アラン カスケビッチ

Alain Kaczkiewicz 氏



20年前にフランスから東京に。「ドンク」で腕を振るっていた。さぞかし腕のいい職人だったろうと、店に並ぶケーキやチョコレート、焼き菓子を目にして口にして思う。ドンク時代は北海道や京都などなど日本各地を見てまわったそうだ。そして14年前神戸三宮で独立。アラン・カスケビッチ氏、名前がそのまま店の名前、現在は神戸御影に、ろうそくの立つ可愛いひさしの店を構える「アラン カスケビッチ」のオーナーパティシエである。

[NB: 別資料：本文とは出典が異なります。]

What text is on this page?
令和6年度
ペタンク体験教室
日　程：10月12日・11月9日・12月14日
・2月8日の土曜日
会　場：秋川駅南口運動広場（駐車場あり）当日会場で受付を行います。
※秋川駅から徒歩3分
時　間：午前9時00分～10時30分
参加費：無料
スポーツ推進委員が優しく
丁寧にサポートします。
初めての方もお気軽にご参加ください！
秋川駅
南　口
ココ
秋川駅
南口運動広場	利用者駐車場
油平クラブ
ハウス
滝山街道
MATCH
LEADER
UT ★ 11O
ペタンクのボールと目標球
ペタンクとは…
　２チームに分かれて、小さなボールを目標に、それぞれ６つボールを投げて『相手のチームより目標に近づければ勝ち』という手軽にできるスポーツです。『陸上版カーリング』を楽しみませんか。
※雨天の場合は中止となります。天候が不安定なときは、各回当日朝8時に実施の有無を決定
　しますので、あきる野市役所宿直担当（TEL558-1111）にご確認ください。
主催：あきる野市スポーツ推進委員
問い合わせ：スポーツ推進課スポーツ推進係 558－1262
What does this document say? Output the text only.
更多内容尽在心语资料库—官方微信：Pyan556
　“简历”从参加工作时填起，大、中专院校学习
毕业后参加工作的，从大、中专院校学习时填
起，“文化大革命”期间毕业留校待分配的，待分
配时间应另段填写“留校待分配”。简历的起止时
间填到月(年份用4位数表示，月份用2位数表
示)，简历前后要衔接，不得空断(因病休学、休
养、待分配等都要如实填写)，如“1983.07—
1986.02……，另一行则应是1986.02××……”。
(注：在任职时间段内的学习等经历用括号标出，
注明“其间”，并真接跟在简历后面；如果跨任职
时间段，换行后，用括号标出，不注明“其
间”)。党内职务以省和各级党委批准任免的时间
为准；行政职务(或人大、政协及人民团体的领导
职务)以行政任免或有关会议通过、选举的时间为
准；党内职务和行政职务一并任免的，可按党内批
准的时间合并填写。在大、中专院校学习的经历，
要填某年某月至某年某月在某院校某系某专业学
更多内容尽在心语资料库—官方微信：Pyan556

三宮から御影に店を移したのは今から4年と少し前。震災の起こる2ヶ月前のことだ。
三宮と御影のお客さんの違いはありますか、とうかがったところ、大きくうなずいて答えが返ってきた。「三宮の人は忙しそう、こっち(御影)の人はのんびりしている」。その結果、焼き菓子が以前より売れるようになったという。
それでは日本とフランスというグローバルな視野でのお客さんの違いはどうだろうか。「フランスは口から、日本は目から」。フランス人はまず味ありきだが、日本ではまず食べてもらうため、買ってもらうために見た目が大事だと実感しているそうだ。そして実のところこれが14年経った今でも一番アラン氏が頭を悩ませているところでもある。特に関西は東京より美しいデコレーションが要求されるエリア。「デザインは大変ね!」と笑って西洋人独特の首をかしげて両手のひらを上に向けるポーズが飛び出した。とはいえ、アラン氏の作るケーキはどれも美しい。努力の甲斐あってなのか、充分目をひくデザインである。

味や素材はかたくなにフランスを追求しているのだろうかと思いきや、日本の粉や卵の品質の高さを評価して使用している。発酵系のバターも使用していない。日本の素材の清潔さや一年を通しての品質の安定は素晴らしいとのお言葉をいただいた。
そして「フランスの味を再現するのは絶対無理ね。完全に同じ素材は絶対に手に入らない」と実感こもったお言葉も。たとえ手に入ったとしても気候を始め風土が違うということも言葉の裏にはあるだろう。実感こもったその言葉に、14年間このお店と共に日本の空気を吸って味を作ってこられた氏の歴史が感じられた。


ケーキや焼き菓子もさることながら、チョコレートにはことさら力を入れているように感じられた。何種類ものチョコレートをブレンドして味の研究には余念がなさそうだ。バレンタインデー向けに作られた魚の形の「サーディーヌ」はフランス系のお菓子やさんにしか置いていないような品である。


さりげなくフランスしているセンスのいい店「アラン カスケビッチ」。作る味は日本人好みにアレンジしているとはいえアラン氏自身の舌はまだまだフランス仕込み。甘さの強さをはじめ味の濃いものが好きで、味噌汁やご飯にも塩やコショウをかけてしまうという。イエスノーもはっきりした性格だ。「新しい職人を入れるなら即戦力となる人より何も分からない真っ白な状態から人がいいね」という一面も。日本のお菓子を客観的に見ている、数少ない職人さんである。